Department of Orthopedic Surgery, Shahid Beheshti University of Medical Sciences, Tehran, Iran.
Department of Orthopedic Surgery, Bone Joint and Related Tissues Research Center, Akhtar Orthopedic Hospital, Shahid Beheshti University of Medical Sciences, Tehran, Iran.
Medicine (Baltimore). 2024 Jul 12;103(28):e38888. doi: 10.1097/MD.0000000000038888.
Malalignment is one of the most critical risk factors for knee osteoarthritis (KOA). Biomechanical factors such as knee varus or valgus, hip-knee-ankle angle, and femoral anteversion affect KOA severity. In this study, we aimed to investigate KOA severity predictive factors based on hip and pelvic radiographic geometry. In this cross-sectional study, 125 patients with idiopathic KOA were enrolled. Two investigators evaluated the knee and pelvic radiographs of 125 patients, and 16 radiological parameters were measured separately. KOA severity was categorized based on the medial tibiofemoral joint space widths (JSW). Based on JSW measurements, 16% (n = 40), 8.8% (n = 22), 16.4% (n = 41), and 56.8% (n = 147) were defined as grades 0, 1, 2, 3, respectively. There were significant differences between the JSW groups with respect to hip axis length, femoral neck-axis length, acetabular width, neck shaft angle (NSA), outer pelvic diameter, midpelvis-caput distance, acetabular-acetabular distance, and femoral head to femoral head length (P < .05). Two different functions were obtained using machine learning classification and logistic regression, and the accuracy of predicting was 74.4% by using 1 and 89.6% by using both functions. Our findings revealed that some hip and pelvic geometry measurements could affect the severity of KOA. Furthermore, logistic functions using predictive factors of hip and pelvic geometry can predict the severity of KOA with acceptable accuracy, and it could be used in clinical decisions.

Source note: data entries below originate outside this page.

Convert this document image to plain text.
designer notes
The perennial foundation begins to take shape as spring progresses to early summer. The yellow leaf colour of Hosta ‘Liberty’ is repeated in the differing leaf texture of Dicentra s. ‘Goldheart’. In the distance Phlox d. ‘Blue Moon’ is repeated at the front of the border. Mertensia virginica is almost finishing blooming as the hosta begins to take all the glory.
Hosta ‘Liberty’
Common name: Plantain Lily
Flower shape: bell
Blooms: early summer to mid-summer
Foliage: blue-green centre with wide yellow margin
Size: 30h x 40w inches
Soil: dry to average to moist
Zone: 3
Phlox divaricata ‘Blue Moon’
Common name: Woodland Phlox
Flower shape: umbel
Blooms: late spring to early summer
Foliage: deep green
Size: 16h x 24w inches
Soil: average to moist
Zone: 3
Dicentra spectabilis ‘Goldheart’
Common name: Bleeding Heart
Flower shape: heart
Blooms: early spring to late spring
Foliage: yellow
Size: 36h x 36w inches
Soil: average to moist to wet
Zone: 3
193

对线不良是膝关节骨关节炎(KOA)的最重要危险因素之一。生物力学因素,如膝内翻或外翻、髋膝踝角和股骨前倾角,会影响 KOA 的严重程度。在这项研究中,我们旨在研究基于髋部和骨盆放射影像学的 KOA 严重程度的预测因素。本横断面研究纳入了 125 例特发性 KOA 患者。两名研究者分别评估了 125 例患者的膝关节和骨盆 X 线片,并单独测量了 16 个影像学参数。根据内侧胫骨股关节间隙宽度(JSW)将 KOA 严重程度进行分类。根据 JSW 测量结果,16%(n=40)、8.8%(n=22)、16.4%(n=41)和 56.8%(n=147)分别被定义为 0 级、1 级、2 级和 3 级。JSW 组之间在髋关节轴长、股骨颈轴长、髋臼宽度、颈干角(NSA)、骨盆外直径、中骨盆-股骨头距离、髋臼-髋臼距离和股骨头-股骨头长度方面存在显著差异(P<.05)。使用机器学习分类和逻辑回归得到了两个不同的函数,使用这两个函数分别可以达到 74.4%和 89.6%的预测准确率。我们的研究结果表明,一些髋部和骨盆几何结构的测量可以影响 KOA 的严重程度。此外,使用髋部和骨盆几何结构预测因子的逻辑函数可以以可接受的准确性预测 KOA 的严重程度,可用于临床决策。